Pregnancy and Oral Health

Regular dental visits are important before, during and after pregnancy. Be sure to inform your Dentist and/or Dental Hygienist that you are pregnant.

Heart Disease, Stroke and Pneumonia - Healthy teeth and gums contribute to overall health. Recent research suggests that bacteria from diseased gums may travel through the bloodstream to other parts of the body. This can contribute to a number of serious health conditions such as heart disease, stroke and pneumonia.

Low Birth Weight and Pre-Term Labour Infants - Gum disease in pregnant women may contribute to low birth weight and to pre-term labour infants. Regular professional teeth cleaning is essential for the health of your gums.

Pregnancy Gingivitis - Hormonal changes during pregnancy can lead to an increased reaction of the gum tissue to bacteria and dental plaque (dental plaque is the film of bacteria that grows on everyone’s teeth). This can lead to a condition called pregnancy gingivitis.

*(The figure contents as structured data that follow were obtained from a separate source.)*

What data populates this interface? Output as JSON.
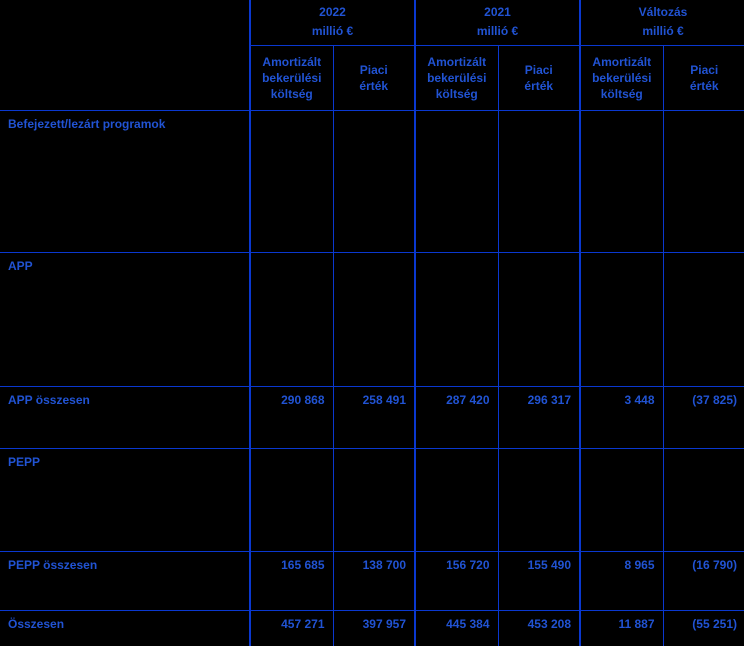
{
  "colors": {
    "background": "#000000",
    "grid_line": "#0a38d0",
    "text": "#2153d3"
  },
  "table": {
    "column_groups": [
      {
        "label": "2022",
        "unit": "millió €"
      },
      {
        "label": "2021",
        "unit": "millió €"
      },
      {
        "label": "Változás",
        "unit": "millió €"
      }
    ],
    "sub_headers": {
      "amortised_cost": "Amortizált\nbekerülési\nköltség",
      "market_value": "Piaci\nérték"
    },
    "rows": [
      {
        "label": "Befejezett/lezárt programok",
        "values": [
          "",
          "",
          "",
          "",
          "",
          ""
        ]
      },
      {
        "label": "APP",
        "values": [
          "",
          "",
          "",
          "",
          "",
          ""
        ]
      },
      {
        "label": "APP összesen",
        "values": [
          "290 868",
          "258 491",
          "287 420",
          "296 317",
          "3 448",
          "(37 825)"
        ]
      },
      {
        "label": "PEPP",
        "values": [
          "",
          "",
          "",
          "",
          "",
          ""
        ]
      },
      {
        "label": "PEPP összesen",
        "values": [
          "165 685",
          "138 700",
          "156 720",
          "155 490",
          "8 965",
          "(16 790)"
        ]
      },
      {
        "label": "Összesen",
        "values": [
          "457 271",
          "397 957",
          "445 384",
          "453 208",
          "11 887",
          "(55 251)"
        ]
      }
    ]
  }
}
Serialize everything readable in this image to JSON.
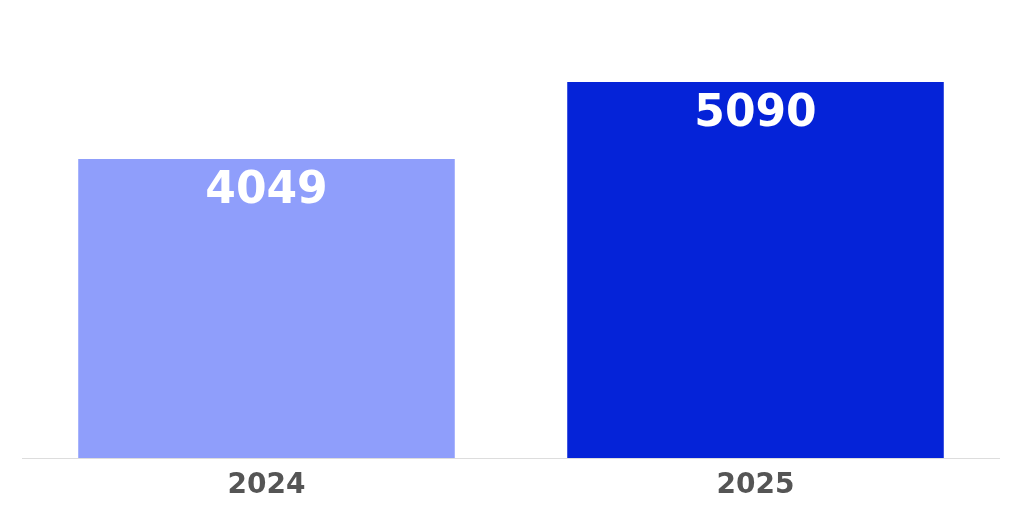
{
  "chart_data": {
    "type": "bar",
    "categories": [
      "2024",
      "2025"
    ],
    "values": [
      4049,
      5090
    ],
    "colors": [
      "#8f9efb",
      "#0523d8"
    ],
    "data_labels": true
  }
}
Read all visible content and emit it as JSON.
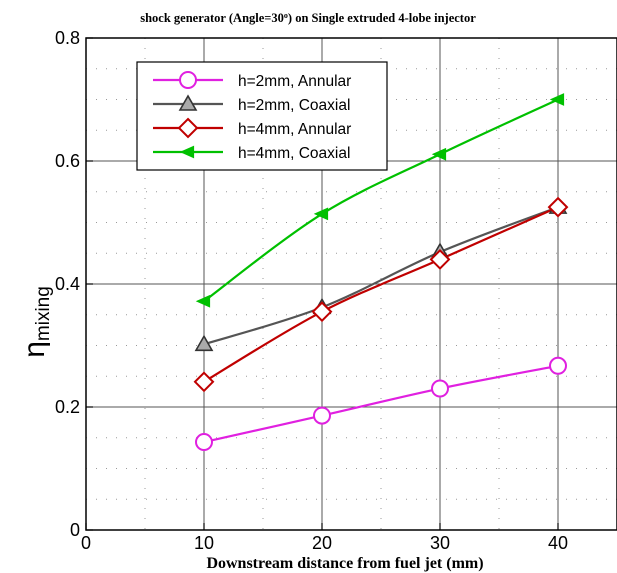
{
  "chart_data": {
    "type": "line",
    "title_main": "shock generator (Angle=30",
    "title_degree": "o",
    "title_rest": ") on Single extruded 4-lobe injector",
    "xlabel": "Downstream distance from fuel jet (mm)",
    "ylabel_main": "η",
    "ylabel_sub": "mixing",
    "xlim": [
      0,
      45
    ],
    "ylim": [
      0,
      0.8
    ],
    "xticks": [
      "0",
      "10",
      "20",
      "30",
      "40"
    ],
    "xtick_values": [
      0,
      10,
      20,
      30,
      40
    ],
    "yticks": [
      "0",
      "0.2",
      "0.4",
      "0.6",
      "0.8"
    ],
    "ytick_values": [
      0,
      0.2,
      0.4,
      0.6,
      0.8
    ],
    "grid": true,
    "legend_position": "top-left",
    "x": [
      10,
      20,
      30,
      40
    ],
    "series": [
      {
        "name": "h=2mm, Annular",
        "values": [
          0.143,
          0.186,
          0.23,
          0.267
        ],
        "color": "#e020e0",
        "marker": "circle"
      },
      {
        "name": "h=2mm, Coaxial",
        "values": [
          0.302,
          0.362,
          0.452,
          0.525
        ],
        "color": "#555555",
        "marker": "triangle-up"
      },
      {
        "name": "h=4mm, Annular",
        "values": [
          0.241,
          0.355,
          0.44,
          0.525
        ],
        "color": "#c00000",
        "marker": "diamond"
      },
      {
        "name": "h=4mm, Coaxial",
        "values": [
          0.372,
          0.514,
          0.611,
          0.7
        ],
        "color": "#00c000",
        "marker": "triangle-left"
      }
    ]
  }
}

Pregnancy gingivitis can cause gum tissues to become more tender and swollen and may cause the gum tissues to bleed more than usual. Prevention with good oral home care and professional oral care is very important during pregnancy.

Morning sickness - Morning sickness may be very detrimental to your teeth. Stomach acid left on the teeth may damage your teeth and cause tooth decay. If you vomit you should rinse your mouth with water or a fluoride rinse as soon as you can afterward.